On the following Monday Don Roberto had a cold and did not go to town, but sunned himself on the verandah, alternately sipping whiskey and eating quinine pills. Magdaléna dutifully kept him company, and the whiskey having made him unusually amiable, he talked more than was his wont with the women of his family. In his way he was fond of his daughter, deeply as she had disappointed him; and, had she known how to manage him, doubtless her girlish wants would have met with few rebuffs. But that would have meant another Magdaléna.
"I like this Trennahan," he announced. "He prefer talk with me than with the young mens, and he know plenty good stories, by Jimminy! He have call on me at the bank three times, and I have lunch with him one day. Damn good lunch. He is what Jack call thoroughbred, and have the manners very fine. I like have him much for the neighbour. He ask myself and Eeram and Washeengton to have the dinner with him on Thursday and warm the house. He understand the good wine and the tabac, by Scott! I feel please si he ask me plenty time, and I have him here often."
Magdaléna was delighted with these unexpected sentiments. She pressed her lips together twice, then said,—
"He asked me if I could ride again with him to-morrow morning."
"I have not the objection to you ride all you want it with Mr. Trennahan, si you not go outside the place. Need not take that boy, for he have the work; and I have trust in Mr. Trennahan."
He would, indeed, have welcomed Trennahan as a son-in-law. Magdaléna must inherit his wealth as well as the immense fortune of her uncle; neither of these worthy gentlemen had the least ambition to be caricatured in bronze and accumulate green mould as public benefactors. Nor did Don Roberto regret that he had no son, having the most profound contempt for the sons of rich men, as they circled within his horizon. It would be one of the terms of his will that Magdaléna's first son should be named Yorba, and that the name should be perpetuated in this manner until California should shake herself into the sea.

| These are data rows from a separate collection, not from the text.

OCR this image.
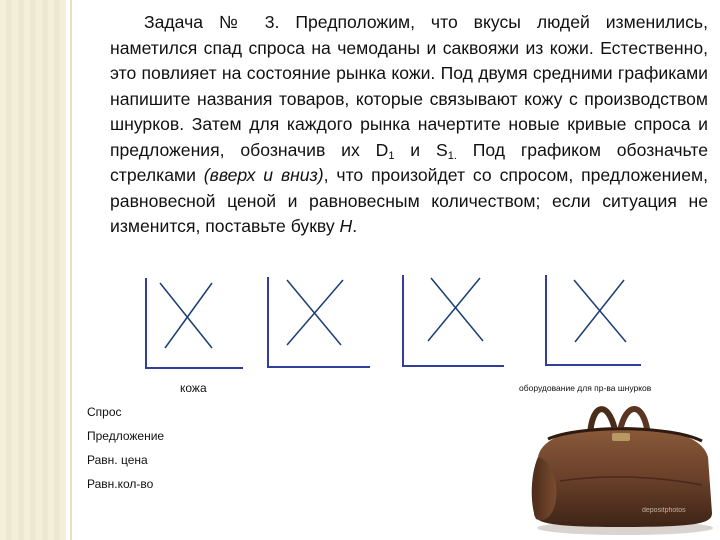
Задача № 3. Предположим, что вкусы людей изменились, наметился спад спроса на чемоданы и саквояжи из кожи. Естественно, это повлияет на состояние рынка кожи. Под двумя средними графиками напишите названия товаров, которые связывают кожу с производством шнурков. Затем для каждого рынка начертите новые кривые спроса и предложения, обозначив их $D_1$ и $S_{1.}$ Под графиком обозначьте стрелками (вверх и вниз), что произойдет со спросом, предложением, равновесной ценой и равновесным количеством; если ситуация не изменится, поставьте букву Н.

кожа	оборудование для пр-ва шнурков
Спрос
Предложение
Равн. цена
Равн.кол-во
depositphotos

He had long since determined that Magdaléna should marry no one of the sons of his moneyed friends, nor yet any of the sprouting lawyers or unfledged business youths who made up the masculine half of the younger fashionable set. Nor would he leave his money in trust for trustees to fatten on. Ever since Magdaléna's sixteenth birthday he had been on the look-out for a son-in-law to his pattern. The New Yorker suited him. A wealthy man himself, Trennahan's motives could not be misconstrued. His birth and breeding were all that could be desired, even of a Yorba. He understood the value of money and its management. And he was well past the spendthrift age.
Don Roberto and Mr. Polk had discussed the matter between them; and these two wily old judges of human nature had agreed that Trennahan must become the guardian of their joint millions. Magdaléna was her father's only misgiving. Would a man with an exhaustive experience of beautiful women be attracted into marriage by this ugly duckling? But Trennahan had passed his youth. Perhaps, like himself, he would have come to the conclusion that it was better to have a plain wife and leave beauty to one's mistresses. He had not the slightest objection to Trennahan having a separate establishment; in fact, he thought a man a fool who had not.
Little escaped his sharp eyes. He had noted Trennahan's interest in Magdaléna, the length of the morning ride, his daughter's sparkling eyes at breakfast. Propinquity would do much; and the bait was dazzling, even to a man of fortune.
He became aware that Magdaléna was speaking.